Diversification Opportunities for Key Tronic and FiscalNote Holdings
0.6 | Correlation Coefficient |
Poor diversification
The 3 months correlation between Key and FiscalNote is 0.6. Overlapping area represents the amount of risk that can be diversified away by holding Key Tronic and FiscalNote Holdings in the same portfolio, assuming nothing else is changed. The correlation between historical prices or returns on FiscalNote Holdings and Key Tronic is a relative statistical measure of the degree to which these equity instruments tend to move together. The correlation coefficient measures the extent to which returns on Key Tronic are associated (or correlated) with FiscalNote Holdings. Values of the correlation coefficient range from -1 to +1, where. The correlation of zero (0) is possible when the price movement of FiscalNote Holdings has no effect on the direction of Key Tronic i.e., Key Tronic and FiscalNote Holdings go up and down completely randomly.
Pair Corralation between Key Tronic and FiscalNote Holdings
Given the investment horizon of 90 days Key Tronic is expected to generate 0.31 times more return on investment than FiscalNote Holdings. However, Key Tronic is 3.23 times less risky than FiscalNote Holdings. It trades about -0.03 of its potential returns per unit of risk. FiscalNote Holdings is currently generating about -0.02 per unit of risk. If you would invest 309.00 in Key Tronic on May 25, 2025 and sell it today you would lose (17.00) from holding Key Tronic or give up 5.5% of portfolio value over 90 days.
Time Period | 3 Months [change] |
Direction | Moves Together |
Strength | Significant |
Accuracy | 100.0% |
Values | Daily Returns |
Key Tronic vs. FiscalNote Holdings
Performance |
Timeline |
Key Tronic |
FiscalNote Holdings |
Key Tronic and FiscalNote Holdings Volatility Contrast
Predicted Return Density |
Returns |
Pair Trading with Key Tronic and FiscalNote Holdings
The main advantage of trading using opposite Key Tronic and FiscalNote Holdings positions is that it hedges away some unsystematic risk. Because of two separate transactions, even if Key Tronic position performs unexpectedly, FiscalNote Holdings can make up some of the losses.

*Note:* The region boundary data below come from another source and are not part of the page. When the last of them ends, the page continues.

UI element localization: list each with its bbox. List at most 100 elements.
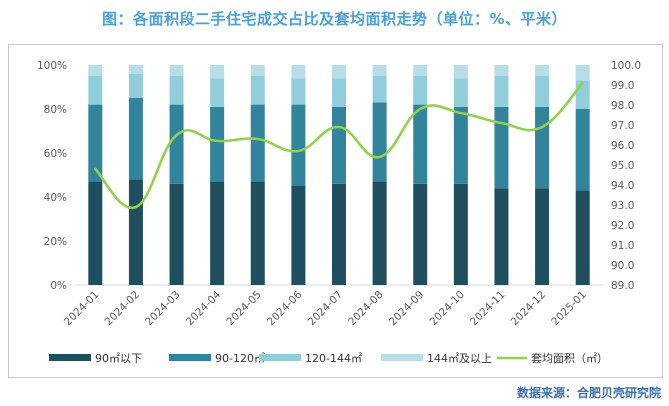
- x-tick-label: 2024-04: [184, 288, 224, 328]
- y-left-tick-label: 20%: [44, 236, 67, 248]
- bar-segment: [413, 76, 428, 105]
- y-right-tick-label: 89.0: [611, 280, 634, 292]
- y-right-tick-label: 99.0: [611, 80, 634, 92]
- y-left-tick-label: 100%: [37, 60, 67, 72]
- bar-segment: [453, 106, 468, 184]
- bar-segment: [494, 106, 509, 189]
- legend-swatch: [169, 354, 211, 361]
- chart-title: 图：各面积段二手住宅成交占比及套均面积走势（单位：%、平米）: [101, 10, 568, 28]
- legend-label: 90-120㎡: [215, 352, 265, 365]
- legend-swatch: [49, 354, 91, 361]
- y-right-tick-label: 96.0: [611, 140, 634, 152]
- bar-segment: [413, 104, 428, 184]
- x-tick-label: 2025-01: [549, 289, 589, 329]
- bar-segment: [535, 106, 550, 189]
- y-left-tick-label: 60%: [44, 148, 67, 160]
- data-source: 数据来源：合肥贝壳研究院: [516, 386, 661, 400]
- legend-label: 90㎡以下: [95, 352, 142, 365]
- y-right-tick-label: 97.0: [611, 120, 634, 132]
- bar-segment: [291, 104, 306, 186]
- bar-segment: [169, 104, 184, 184]
- bar-segment: [453, 65, 468, 79]
- x-tick-label: 2024-09: [387, 289, 427, 329]
- bar-segment: [575, 65, 590, 81]
- x-tick-label: 2024-08: [346, 289, 386, 329]
- bar-segment: [210, 106, 225, 182]
- legend-swatch: [381, 354, 423, 361]
- bar-segment: [210, 181, 225, 285]
- y-right-tick-label: 91.0: [611, 240, 634, 252]
- x-tick-label: 2024-03: [143, 289, 183, 329]
- legend: 90㎡以下 90-120㎡ 120-144㎡ 144㎡及以上 套均面积（㎡）: [49, 352, 608, 365]
- x-tick-label: 2024-10: [427, 289, 467, 329]
- bar-segment: [210, 78, 225, 107]
- x-tick-label: 2024-05: [224, 289, 264, 329]
- bar-segment: [332, 183, 346, 285]
- bar-segment: [250, 104, 265, 182]
- x-tick-label: 2024-11: [468, 289, 508, 329]
- bar-segment: [575, 190, 590, 285]
- bar-segment: [291, 186, 306, 285]
- bar-segment: [372, 76, 387, 103]
- bar-segment: [128, 98, 143, 180]
- bar-segment: [291, 78, 306, 105]
- bar-segment: [88, 181, 103, 285]
- bar-segment: [453, 78, 468, 107]
- y-left-tick-label: 0%: [50, 280, 67, 292]
- bar-segment: [88, 65, 103, 76]
- y-left-tick-label: 80%: [44, 104, 67, 116]
- bar-segment: [453, 183, 468, 285]
- legend-label: 套均面积（㎡）: [531, 352, 608, 365]
- bar-segment: [372, 65, 387, 76]
- chart-plot: 0% 20% 40% 60% 80% 100% 89.0 90.0 91.0 92.0 93.0 94…: [37, 60, 641, 365]
- bar-segment: [494, 188, 509, 285]
- average-area-line-path: [94, 81, 584, 210]
- bar-segment: [250, 76, 265, 105]
- y-right-tick-label: 93.0: [611, 200, 634, 212]
- bar-segment: [169, 76, 184, 105]
- bar-segment: [332, 106, 346, 184]
- y-right-tick-label: 98.0: [611, 100, 634, 112]
- y-right-tick-label: 100.0: [611, 60, 641, 72]
- x-tick-label: 2024-12: [509, 289, 549, 329]
- bar-segment: [128, 73, 143, 98]
- bar-segment: [332, 78, 346, 107]
- bar-segment: [210, 65, 225, 79]
- x-tick-label: 2024-06: [265, 288, 305, 328]
- bar-segment: [88, 104, 103, 182]
- y-right-tick-label: 95.0: [611, 160, 634, 172]
- bar-segment: [535, 76, 550, 107]
- x-tick-label: 2024-07: [306, 289, 346, 329]
- bar-segment: [169, 65, 184, 76]
- bar-segment: [494, 65, 509, 76]
- bar-segment: [169, 183, 184, 285]
- bar-segment: [494, 76, 509, 107]
- bars: [88, 65, 590, 285]
- bar-segment: [332, 65, 346, 79]
- bar-segment: [535, 188, 550, 285]
- legend-swatch: [259, 354, 301, 361]
- bar-segment: [291, 65, 306, 79]
- y-right-tick-label: 94.0: [611, 180, 634, 192]
- bar-segment: [128, 179, 143, 285]
- x-tick-label: 2024-02: [103, 289, 143, 329]
- y-right-tick-label: 90.0: [611, 260, 634, 272]
- bar-segment: [88, 76, 103, 105]
- bar-segment: [128, 65, 143, 74]
- bar-segment: [372, 102, 387, 182]
- y-left-tick-label: 40%: [44, 192, 67, 204]
- bar-segment: [575, 109, 590, 191]
- axes: 0% 20% 40% 60% 80% 100% 89.0 90.0 91.0 92.0 93.0 94…: [37, 60, 641, 292]
- bar-segment: [372, 181, 387, 285]
- bar-segment: [413, 65, 428, 76]
- x-tick-labels: 2024-01 2024-02 2024-03 2024-04 2024-05 2024-…: [62, 288, 589, 328]
- bar-segment: [535, 65, 550, 76]
- y-right-tick-label: 92.0: [611, 220, 634, 232]
- average-area-line: [94, 81, 584, 210]
- bar-segment: [413, 183, 428, 285]
- legend-label: 144㎡及以上: [427, 352, 492, 365]
- legend-label: 120-144㎡: [305, 352, 362, 365]
- x-tick-label: 2024-01: [62, 289, 102, 329]
- chart-frame: 0% 20% 40% 60% 80% 100% 89.0 90.0 91.0 92.0 93.0 94…: [8, 44, 663, 378]
- bar-segment: [250, 65, 265, 76]
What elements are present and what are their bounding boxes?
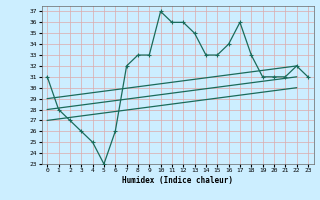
X-axis label: Humidex (Indice chaleur): Humidex (Indice chaleur)	[122, 176, 233, 185]
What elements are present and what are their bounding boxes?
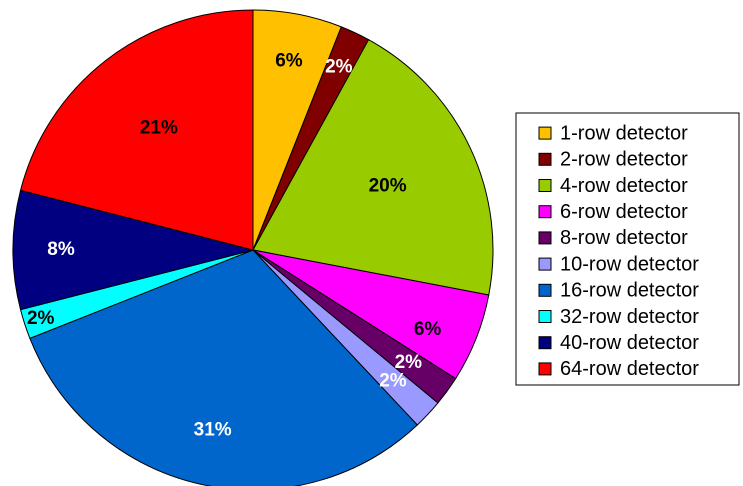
- legend-swatch: [538, 283, 552, 297]
- legend-swatch: [538, 310, 552, 323]
- legend-swatch: [538, 336, 552, 350]
- legend-frame: [515, 112, 740, 386]
- legend-label: 2-row detector: [560, 149, 688, 171]
- slice-percent-label: 2%: [395, 352, 423, 373]
- slice-percent-label: 6%: [275, 50, 303, 71]
- pie-slice-64-row-detector: [19, 9, 254, 251]
- legend: 1-row detector 2-row detector 4-row detect…: [515, 112, 740, 386]
- legend-label: 64-row detector: [560, 358, 699, 380]
- slice-percent-label: 21%: [140, 118, 178, 139]
- legend-swatch: [538, 257, 552, 271]
- legend-swatch: [538, 179, 552, 192]
- legend-swatch: [538, 231, 552, 245]
- legend-swatch: [538, 152, 552, 166]
- legend-label: 10-row detector: [560, 253, 699, 275]
- legend-items: 1-row detector 2-row detector 4-row detect…: [538, 122, 699, 380]
- legend-swatch: [538, 126, 552, 140]
- pie-slice-16-row-detector: [29, 249, 418, 486]
- slice-percent-label: 8%: [47, 239, 75, 260]
- legend-label: 8-row detector: [560, 227, 688, 249]
- slice-percent-label: 2%: [325, 57, 353, 78]
- slice-percent-label: 20%: [369, 176, 407, 197]
- slice-percent-label: 2%: [379, 370, 407, 391]
- legend-label: 6-row detector: [560, 201, 688, 223]
- legend-label: 1-row detector: [560, 122, 688, 144]
- legend-label: 40-row detector: [560, 332, 699, 354]
- slice-percent-label: 2%: [27, 308, 55, 329]
- pie-slice-4-row-detector: [252, 39, 494, 296]
- pie-slice-40-row-detector: [12, 189, 254, 311]
- pie-labels: 6% 2%20%6%2%2%31%2%8%21%: [27, 50, 441, 440]
- legend-swatch: [538, 362, 552, 376]
- legend-swatch: [538, 205, 552, 219]
- slice-percent-label: 6%: [414, 319, 442, 340]
- legend-label: 16-row detector: [560, 280, 699, 302]
- legend-label: 4-row detector: [560, 175, 688, 197]
- slice-percent-label: 31%: [194, 419, 232, 440]
- legend-label: 32-row detector: [560, 306, 699, 328]
- pie-slices: [12, 9, 494, 486]
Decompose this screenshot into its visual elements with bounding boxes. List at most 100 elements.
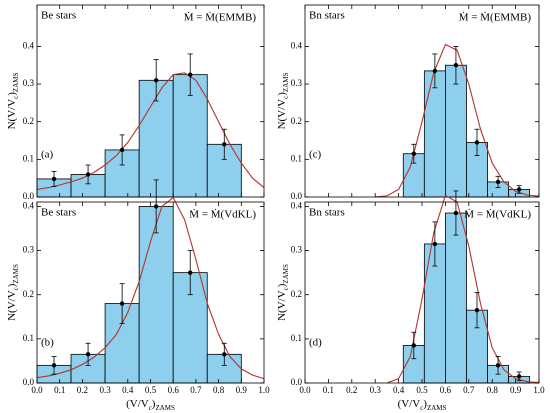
fit-curve xyxy=(36,196,265,380)
x-tick-label: 0.6 xyxy=(440,385,452,395)
bar xyxy=(423,70,446,198)
y-tick-label: 0.4 xyxy=(291,40,303,50)
x-tick-label: 0.4 xyxy=(122,385,134,395)
axis-label: N(V/Vc)ZAMS xyxy=(276,264,290,321)
x-tick-label: 0.5 xyxy=(416,385,428,395)
subscript: ZAMS xyxy=(155,404,175,412)
x-tick-label: 0.9 xyxy=(236,385,248,395)
bar xyxy=(444,212,467,384)
label-part: ) xyxy=(6,92,18,96)
y-tick-label: 0.2 xyxy=(23,116,34,126)
point xyxy=(411,343,417,348)
x-tick-label: 0.2 xyxy=(346,385,357,395)
label-part: N(V/V xyxy=(276,290,288,321)
y-tick-label: 0.3 xyxy=(291,245,303,255)
x-tick-label: 0.9 xyxy=(510,385,522,395)
x-tick-label: 0.8 xyxy=(213,385,225,395)
panel-label: (c) xyxy=(309,148,322,160)
annotation: Be stars xyxy=(41,10,76,22)
rate-label: Ṁ = Ṁ(EMMB) xyxy=(459,12,532,24)
point xyxy=(51,176,57,182)
bar xyxy=(444,64,467,198)
label-part: (V/V xyxy=(398,398,421,410)
point xyxy=(119,147,125,153)
y-tick-label: 0.2 xyxy=(291,289,302,299)
point xyxy=(222,142,227,147)
panel-label: (a) xyxy=(41,148,54,160)
point xyxy=(432,241,438,247)
point xyxy=(188,72,193,77)
point xyxy=(85,172,91,177)
point xyxy=(453,63,459,68)
axis-label: N(V/Vc)ZAMS xyxy=(276,72,290,129)
point xyxy=(474,140,480,145)
panel-label: (d) xyxy=(309,337,322,349)
x-tick-label: 1.0 xyxy=(533,385,545,395)
subscript: ZAMS xyxy=(282,264,290,284)
annotation: Be stars xyxy=(41,207,76,219)
x-tick-label: 0.7 xyxy=(463,385,475,395)
subscript: c xyxy=(12,96,20,99)
point xyxy=(495,363,501,368)
point xyxy=(516,187,522,192)
fit-curve xyxy=(375,43,540,198)
y-tick-label: 0.2 xyxy=(23,289,34,299)
x-tick-label: 0.6 xyxy=(168,385,180,395)
x-tick-label: 1.0 xyxy=(258,385,270,395)
label-part: (V/V xyxy=(126,398,149,410)
x-tick-label: 0.0 xyxy=(299,385,311,395)
y-tick-label: 0.4 xyxy=(23,40,35,50)
axis-label: N(V/Vc)ZAMS xyxy=(6,264,20,321)
y-tick-label: 0.1 xyxy=(291,333,302,343)
point xyxy=(516,374,522,379)
label-part: ) xyxy=(276,92,288,96)
subscript: c xyxy=(282,287,290,290)
point xyxy=(85,352,91,357)
label-part: ) xyxy=(423,398,427,410)
x-tick-label: 0.3 xyxy=(370,385,382,395)
point xyxy=(495,179,501,185)
x-tick-label: 0.3 xyxy=(99,385,111,395)
label-part: ) xyxy=(152,398,156,410)
bar xyxy=(138,206,174,384)
subscript: c xyxy=(149,404,152,412)
subscript: ZAMS xyxy=(12,72,20,92)
axis-label: N(V/Vc)ZAMS xyxy=(6,72,20,129)
y-tick-label: 0.3 xyxy=(23,78,35,88)
label-part: N(V/V xyxy=(6,290,18,321)
point xyxy=(222,352,227,357)
label-part: ) xyxy=(6,283,18,287)
subscript: ZAMS xyxy=(427,404,447,412)
rate-label: Ṁ = Ṁ(EMMB) xyxy=(184,12,257,24)
point xyxy=(119,301,125,306)
annotation: Bn stars xyxy=(309,10,345,22)
rate-label: Ṁ = Ṁ(VdKL) xyxy=(189,209,256,221)
axis-label: (V/Vc)ZAMS xyxy=(126,398,175,412)
point xyxy=(188,270,193,275)
x-tick-label: 0.7 xyxy=(190,385,202,395)
point xyxy=(153,204,159,209)
label-part: N(V/V xyxy=(6,99,18,130)
x-tick-label: 0.2 xyxy=(77,385,88,395)
subscript: c xyxy=(12,287,20,290)
y-tick-label: 0.3 xyxy=(23,245,35,255)
panel-label: (b) xyxy=(41,337,54,349)
x-tick-label: 0.5 xyxy=(145,385,157,395)
x-tick-label: 0.1 xyxy=(54,385,65,395)
point xyxy=(474,307,480,313)
annotation: Bn stars xyxy=(309,207,345,219)
label-part: ) xyxy=(276,283,288,287)
y-tick-label: 0.2 xyxy=(291,116,302,126)
y-tick-label: 0.4 xyxy=(23,200,35,210)
x-tick-label: 0.0 xyxy=(31,385,43,395)
x-tick-label: 0.1 xyxy=(323,385,334,395)
y-tick-label: 0.0 xyxy=(291,191,303,201)
y-tick-label: 0.1 xyxy=(291,153,302,163)
point xyxy=(51,363,57,368)
subscript: c xyxy=(282,96,290,99)
point xyxy=(453,210,459,216)
point xyxy=(153,78,159,83)
y-tick-label: 0.4 xyxy=(291,200,303,210)
subscript: c xyxy=(420,404,423,412)
axis-label: (V/Vc)ZAMS xyxy=(398,398,447,412)
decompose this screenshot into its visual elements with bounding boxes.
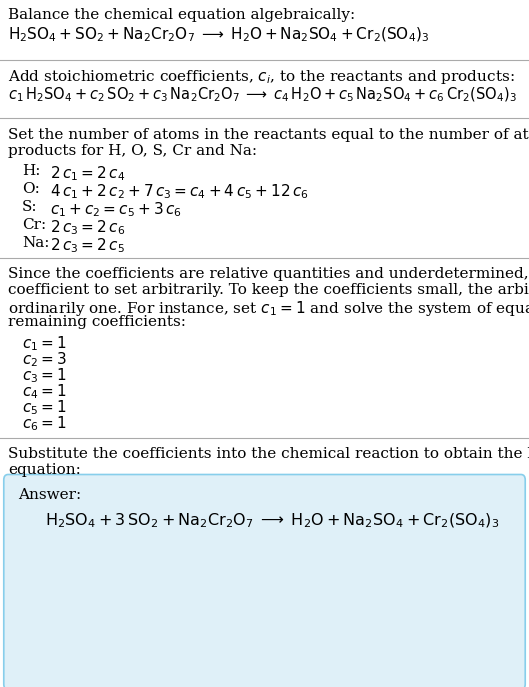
Text: $\mathrm{H_2SO_4 + 3\,SO_2 + Na_2Cr_2O_7 \;\longrightarrow\; H_2O + Na_2SO_4 + C: $\mathrm{H_2SO_4 + 3\,SO_2 + Na_2Cr_2O_7…	[45, 512, 499, 530]
Text: Substitute the coefficients into the chemical reaction to obtain the balanced: Substitute the coefficients into the che…	[8, 447, 529, 461]
Text: $2\,c_3 = 2\,c_6$: $2\,c_3 = 2\,c_6$	[50, 218, 125, 237]
Text: $2\,c_3 = 2\,c_5$: $2\,c_3 = 2\,c_5$	[50, 236, 125, 255]
Text: Add stoichiometric coefficients, $c_i$, to the reactants and products:: Add stoichiometric coefficients, $c_i$, …	[8, 68, 515, 86]
Text: $\mathrm{H_2SO_4 + SO_2 + Na_2Cr_2O_7 \;\longrightarrow\; H_2O + Na_2SO_4 + Cr_2: $\mathrm{H_2SO_4 + SO_2 + Na_2Cr_2O_7 \;…	[8, 26, 429, 45]
Text: $c_1 = 1$: $c_1 = 1$	[22, 334, 67, 352]
Text: Answer:: Answer:	[18, 488, 81, 502]
Text: $4\,c_1 + 2\,c_2 + 7\,c_3 = c_4 + 4\,c_5 + 12\,c_6$: $4\,c_1 + 2\,c_2 + 7\,c_3 = c_4 + 4\,c_5…	[50, 182, 309, 201]
Text: Na:: Na:	[22, 236, 50, 250]
Text: equation:: equation:	[8, 463, 81, 477]
Text: $c_2 = 3$: $c_2 = 3$	[22, 350, 67, 369]
Text: $c_3 = 1$: $c_3 = 1$	[22, 366, 67, 385]
Text: Balance the chemical equation algebraically:: Balance the chemical equation algebraica…	[8, 8, 355, 22]
Text: Since the coefficients are relative quantities and underdetermined, choose a: Since the coefficients are relative quan…	[8, 267, 529, 281]
Text: remaining coefficients:: remaining coefficients:	[8, 315, 186, 329]
Text: Cr:: Cr:	[22, 218, 46, 232]
Text: $c_6 = 1$: $c_6 = 1$	[22, 414, 67, 433]
Text: coefficient to set arbitrarily. To keep the coefficients small, the arbitrary va: coefficient to set arbitrarily. To keep …	[8, 283, 529, 297]
Text: $c_4 = 1$: $c_4 = 1$	[22, 382, 67, 401]
Text: Set the number of atoms in the reactants equal to the number of atoms in the: Set the number of atoms in the reactants…	[8, 128, 529, 142]
Text: $c_1 + c_2 = c_5 + 3\,c_6$: $c_1 + c_2 = c_5 + 3\,c_6$	[50, 200, 182, 218]
Text: products for H, O, S, Cr and Na:: products for H, O, S, Cr and Na:	[8, 144, 257, 158]
Text: H:: H:	[22, 164, 41, 178]
Text: $2\,c_1 = 2\,c_4$: $2\,c_1 = 2\,c_4$	[50, 164, 125, 183]
Text: ordinarily one. For instance, set $c_1 = 1$ and solve the system of equations fo: ordinarily one. For instance, set $c_1 =…	[8, 299, 529, 318]
Text: O:: O:	[22, 182, 40, 196]
Text: S:: S:	[22, 200, 38, 214]
Text: $c_1\,\mathrm{H_2SO_4} + c_2\,\mathrm{SO_2} + c_3\,\mathrm{Na_2Cr_2O_7} \;\longr: $c_1\,\mathrm{H_2SO_4} + c_2\,\mathrm{SO…	[8, 86, 517, 104]
Text: $c_5 = 1$: $c_5 = 1$	[22, 398, 67, 417]
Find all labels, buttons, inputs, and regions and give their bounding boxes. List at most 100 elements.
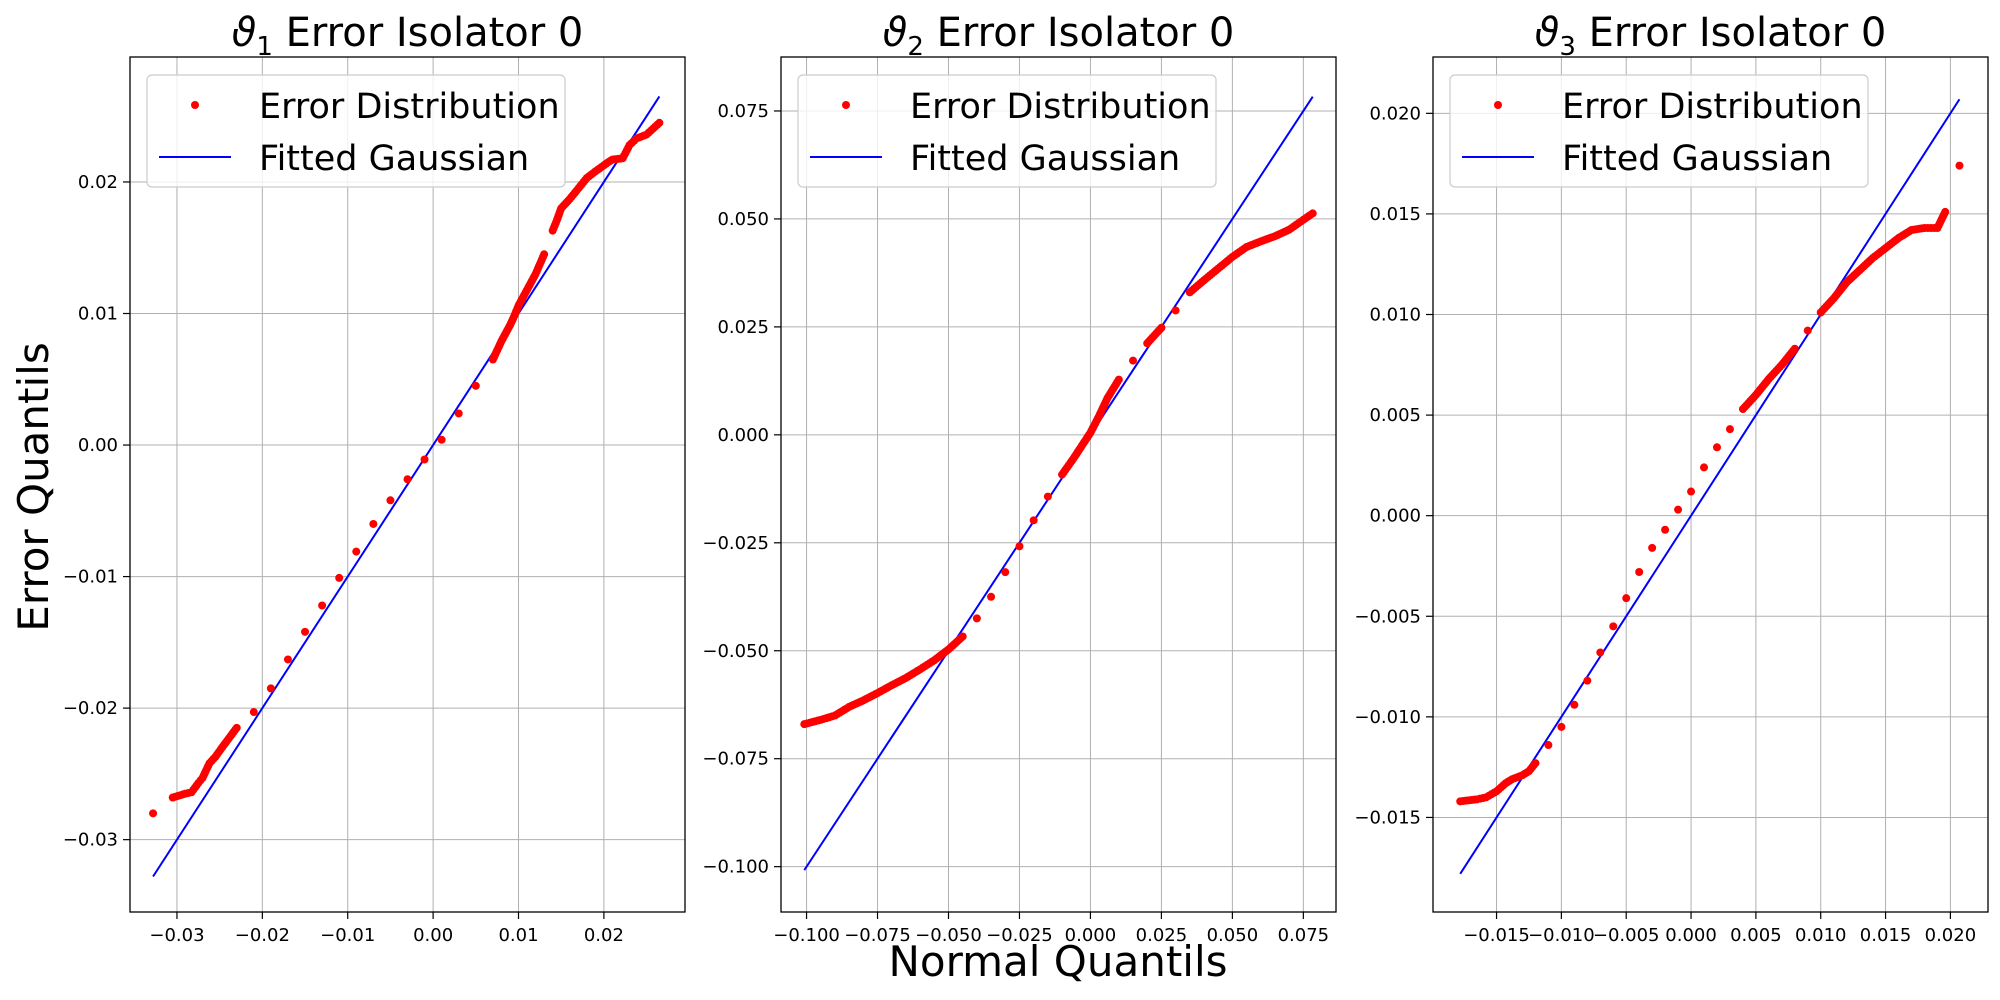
theta2-y-tick-label: −0.025 (702, 533, 769, 554)
theta1-error-point (655, 118, 664, 127)
theta1-axes-frame (129, 56, 686, 913)
theta3-x-tick-label: 0.005 (1730, 925, 1782, 946)
theta2-x-tick-label: −0.075 (844, 925, 911, 946)
theta2-error-point (1015, 542, 1024, 551)
theta1-y-tick-label: −0.03 (63, 830, 118, 851)
theta1-error-point (149, 809, 158, 818)
theta2-y-tick-label: −0.075 (702, 749, 769, 770)
theta1-y-tick-label: 0.02 (78, 172, 118, 193)
theta1-error-point (454, 409, 463, 418)
theta3-y-tick-label: −0.015 (1354, 807, 1421, 828)
theta2-y-tick-label: 0.025 (717, 317, 769, 338)
theta3-legend-label-points: Error Distribution (1562, 87, 1863, 127)
theta2-error-point (1171, 306, 1180, 315)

Pair trading also minimizes risk from directional movements in the market. For example, if an entire industry or sector drops because of unexpected headlines, the short position in FiscalNote Holdings will offset losses from the drop in FiscalNote Holdings' long position.Key Tronic vs. AstroNova | Key Tronic vs. Palladyne AI Corp | Key Tronic vs. TransAct Technologies Incorporated |
FiscalNote Holdings vs. BigBearai Holdings | FiscalNote Holdings vs. CLPS Inc | FiscalNote Holdings vs. Nerdy Inc | FiscalNote Holdings vs. Bullfrog AI Holdings, |
Check out your portfolio center.Note that this page's information should be used as a complementary analysis to find the right mix of equity instruments to add to your existing portfolios or create a brand new portfolio. You can also try the Portfolio Optimization module to compute new portfolio that will generate highest expected return given your specified tolerance for risk.